By Pete Prown
While some consider winter to be a gardener’s “off season,” there’s actually plenty to do for the horticulturally minded. Here are a few fun gardening activities to help get you through the cold days of February.
Force Bulbs Now!
If you have at least one sunny window, forcing bulbs is a great way to pass the cold days. Paperwhites (Narcissus sp.) and amaryllis are the easiest bulbs to force in winter, but you can also try minor bulbs like hyacinths, crocus, scilla, grape hyacinth, and lily of the valley. Just pot them in growing medium and keep evenly moist in well-drained soil (as standing water can rot the bulb). Then sit back and wait for the mid-winter, or early spring, show!
Read Seed Catalogs
Sitting by the fire with the latest gardening catalogs and with a cup of tea is a time-honored winter activity for gardeners. There, you can peruse the hundreds of new veggie and plant varieties for the 2017 growing season. With a few catalogs at the ready, winter becomes a time for dreaming and hoping.
Plan Your Garden
Grab a pencil and paper and actually draw a bird’s-eye view of your garden. You can mark where plants are currently located and where you want to put new showstoppers. It’s a great exercise for the creative mind.

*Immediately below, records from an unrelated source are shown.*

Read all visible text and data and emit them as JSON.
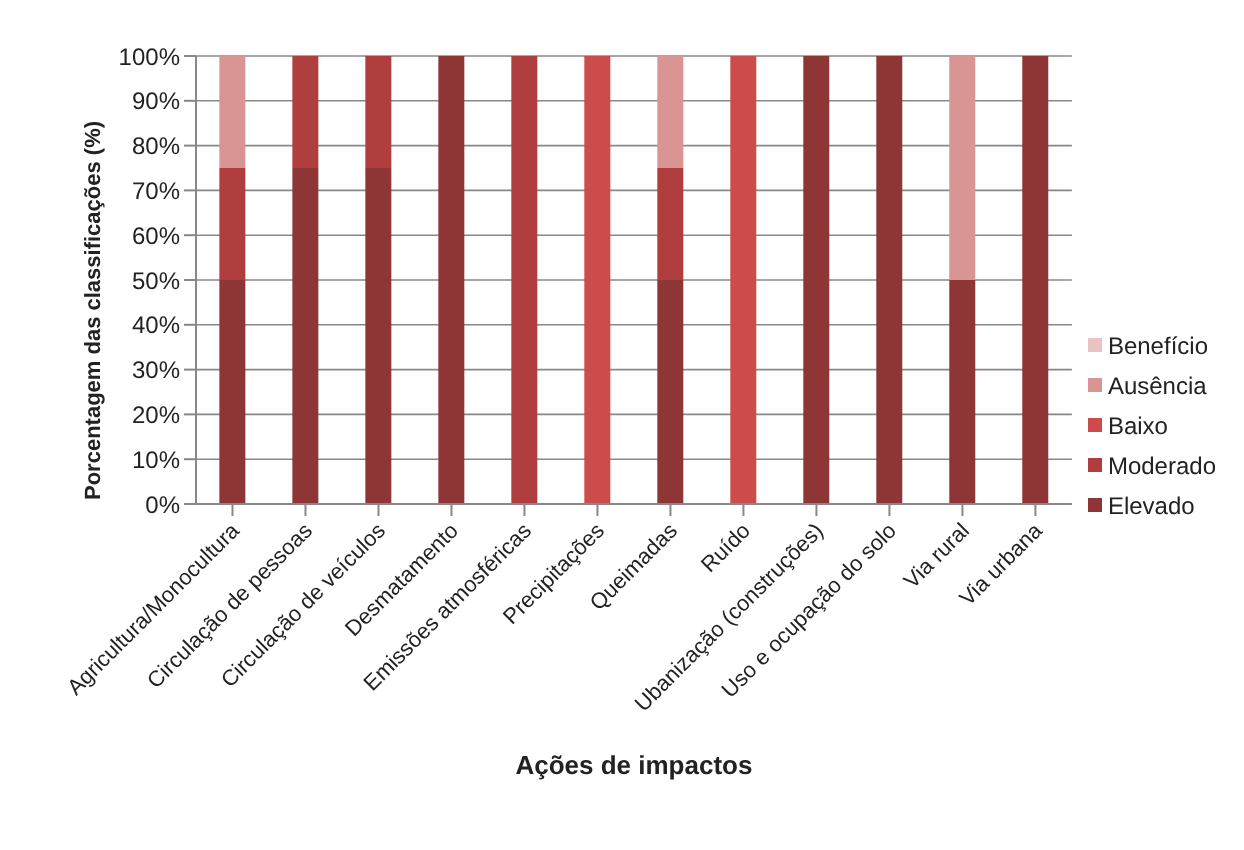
{
  "chart_data": {
    "type": "bar",
    "stacked": true,
    "xlabel": "Ações de impactos",
    "ylabel": "Porcentagem das classificações (%)",
    "categories": [
      "Agricultura/Monocultura",
      "Circulação de pessoas",
      "Circulação de veículos",
      "Desmatamento",
      "Emissões atmosféricas",
      "Precipitações",
      "Queimadas",
      "Ruído",
      "Ubanização (construções)",
      "Uso e ocupação do solo",
      "Via rural",
      "Via urbana"
    ],
    "series": [
      {
        "name": "Elevado",
        "color": "#8e3636",
        "values": [
          50,
          75,
          75,
          100,
          0,
          0,
          50,
          0,
          100,
          100,
          50,
          100
        ]
      },
      {
        "name": "Moderado",
        "color": "#b03e3e",
        "values": [
          25,
          25,
          25,
          0,
          100,
          0,
          25,
          0,
          0,
          0,
          0,
          0
        ]
      },
      {
        "name": "Baixo",
        "color": "#cc4c4c",
        "values": [
          0,
          0,
          0,
          0,
          0,
          100,
          0,
          100,
          0,
          0,
          0,
          0
        ]
      },
      {
        "name": "Ausência",
        "color": "#d99494",
        "values": [
          25,
          0,
          0,
          0,
          0,
          0,
          25,
          0,
          0,
          0,
          50,
          0
        ]
      },
      {
        "name": "Benefício",
        "color": "#e8c4c4",
        "values": [
          0,
          0,
          0,
          0,
          0,
          0,
          0,
          0,
          0,
          0,
          0,
          0
        ]
      }
    ],
    "ylim": [
      0,
      100
    ],
    "yticks": [
      {
        "value": 0,
        "label": "0%"
      },
      {
        "value": 10,
        "label": "10%"
      },
      {
        "value": 20,
        "label": "20%"
      },
      {
        "value": 30,
        "label": "30%"
      },
      {
        "value": 40,
        "label": "40%"
      },
      {
        "value": 50,
        "label": "50%"
      },
      {
        "value": 60,
        "label": "60%"
      },
      {
        "value": 70,
        "label": "70%"
      },
      {
        "value": 80,
        "label": "80%"
      },
      {
        "value": 90,
        "label": "90%"
      },
      {
        "value": 100,
        "label": "100%"
      }
    ],
    "grid": "y",
    "legend": "right"
  }
}
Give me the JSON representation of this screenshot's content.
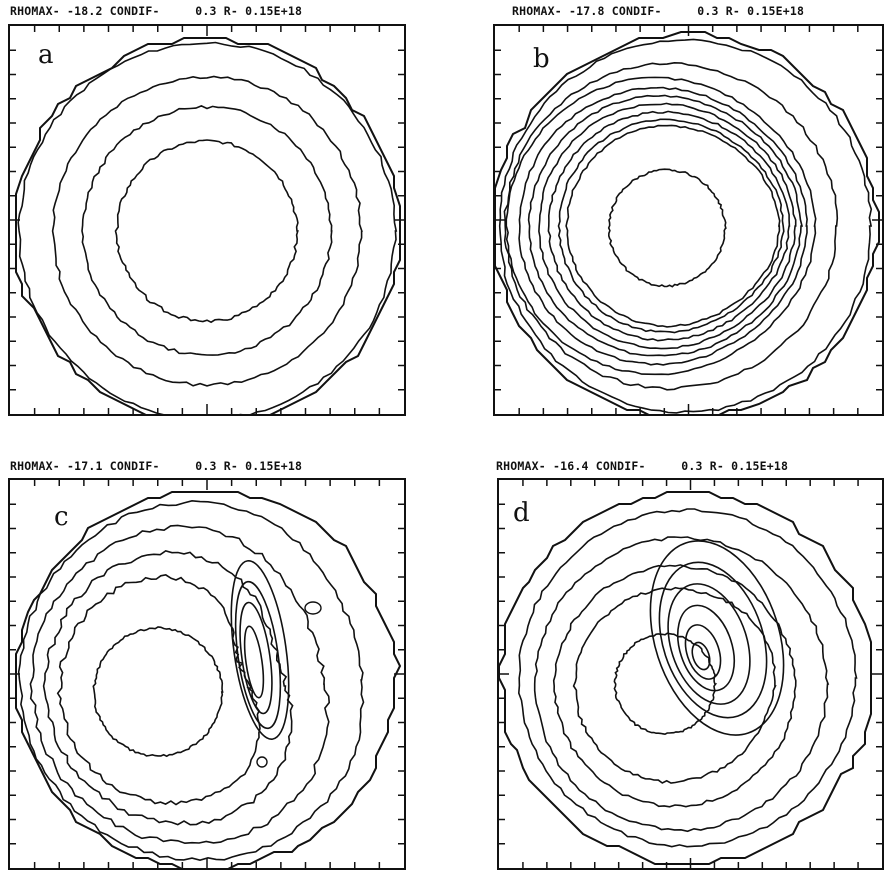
{
  "panels": [
    {
      "label": "a",
      "rhomax": "-18.2",
      "header_line": "RHOMAX- -18.2 CONDIF-     0.3 R- 0.15E+18"
    },
    {
      "label": "b",
      "rhomax": "-17.8",
      "header_line": "RHOMAX- -17.8 CONDIF-     0.3 R- 0.15E+18"
    },
    {
      "label": "c",
      "rhomax": "-17.1",
      "header_line": "RHOMAX- -17.1 CONDIF-     0.3 R- 0.15E+18"
    },
    {
      "label": "d",
      "rhomax": "-16.4",
      "header_line": "RHOMAX- -16.4 CONDIF-     0.3 R- 0.15E+18"
    }
  ],
  "condif": "0.3",
  "r": "0.15E+18",
  "colors": {
    "ink": "#111111",
    "paper": "#ffffff"
  }
}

There are plenty of houseplants that can provide you with color and texture right now. Some easy specimens include geraniums (Pelargonium sp.), crown of the thorns (Euphorbia milii), begonias, streptocarpus, cyclamen, African violets, and countless types of cacti and succulents.

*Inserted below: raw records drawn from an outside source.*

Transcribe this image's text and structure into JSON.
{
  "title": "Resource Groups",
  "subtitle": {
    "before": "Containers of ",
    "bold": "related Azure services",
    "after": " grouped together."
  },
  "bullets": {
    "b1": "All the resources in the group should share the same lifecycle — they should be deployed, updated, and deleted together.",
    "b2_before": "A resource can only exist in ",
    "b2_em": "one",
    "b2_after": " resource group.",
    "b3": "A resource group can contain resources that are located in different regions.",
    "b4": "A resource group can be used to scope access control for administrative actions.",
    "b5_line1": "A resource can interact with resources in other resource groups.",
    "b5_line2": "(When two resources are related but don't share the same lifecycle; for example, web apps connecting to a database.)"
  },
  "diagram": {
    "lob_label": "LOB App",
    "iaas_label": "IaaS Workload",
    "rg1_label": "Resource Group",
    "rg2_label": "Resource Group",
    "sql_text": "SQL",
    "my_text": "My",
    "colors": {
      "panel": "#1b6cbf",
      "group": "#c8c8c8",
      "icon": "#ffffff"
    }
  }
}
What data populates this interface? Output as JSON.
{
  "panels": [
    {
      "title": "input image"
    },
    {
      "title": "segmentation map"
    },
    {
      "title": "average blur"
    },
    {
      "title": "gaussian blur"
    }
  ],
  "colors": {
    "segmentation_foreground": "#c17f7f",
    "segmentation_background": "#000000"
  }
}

If you dug up any clumps of Impatiens or Coleus last fall, you know how good they look in warm, sunny spot in the home. Lastly, treat yourself to a nice orchid — the genus Phalaenopsis is one that can bloom for months, with minimal care.
Join a Garden Club or Horticultural Institution
Garden clubs are a great way to connect with plant lovers in your immediate area. Gardening institutions also abound in the Philadelphia area — we’re not known as The Mecca of American Horticulture for nothing — and there are many choices for membership and volunteer opportunities, if you want to get involved.
Become a Garden Artist
Drawing and painting is a fine way to express your love of horticulture. There are often classes offered through local arts centers, or just work at home at your own pace. Whether a landscape or a detailed botanical close-up, creating garden art works wonders for the soul.
Clean Your Tools
Maybe not the most exciting job, but a necessary one. Keep your shovels, forks, clippers, and trowels in shape by making sure they’re clean and any moving parts are well-oiled. Another trick is to buy bright-orange spray paint and paint the handles. That way, when you’re working outside and lay a tool on the ground, you’ll be able to find it in a jiffy.
Think a Year Out
One of the hardest tasks for the gardener is thinking into the future. Sure, we all want instant gratification, but it’s also important to think about plants that will look terrific next fall and winter, delivering that vaunted “cold-season interest” to the garden. There are many trees and shrubs that look impressive during the cold months—and the proper time to plant them will be this Spring. Trust us, it’s always worth the effort.
Go for a Walk
This is probably the best thing any gardener can do — put on your coat and hat and go for a walk. While your instincts may tell you to stay indoors where it’s warm and cozy, there is plenty of fascinating plant action right now, even on your neighbors’ front lawn. Certain azaleas may sport vivid leaf colors and textures, while shrubs like Witch Hazel, Winter Hazel, and Edgeworthia will soon be at their ornament peak. Red-twig, yellow-twig, and flame-twig dogwoods all look spectacular right now.
Also look for interesting, “exfoliating” types of tree barks (like Paperbark Maple, Acer griseum), ornamental grasses, various mosses and lichens, and the purple stalks of the native wild raspberry (Rubus occidentalis).
As most experienced gardeners will tell you, there is always something beautiful to see outdoors — even in Winter.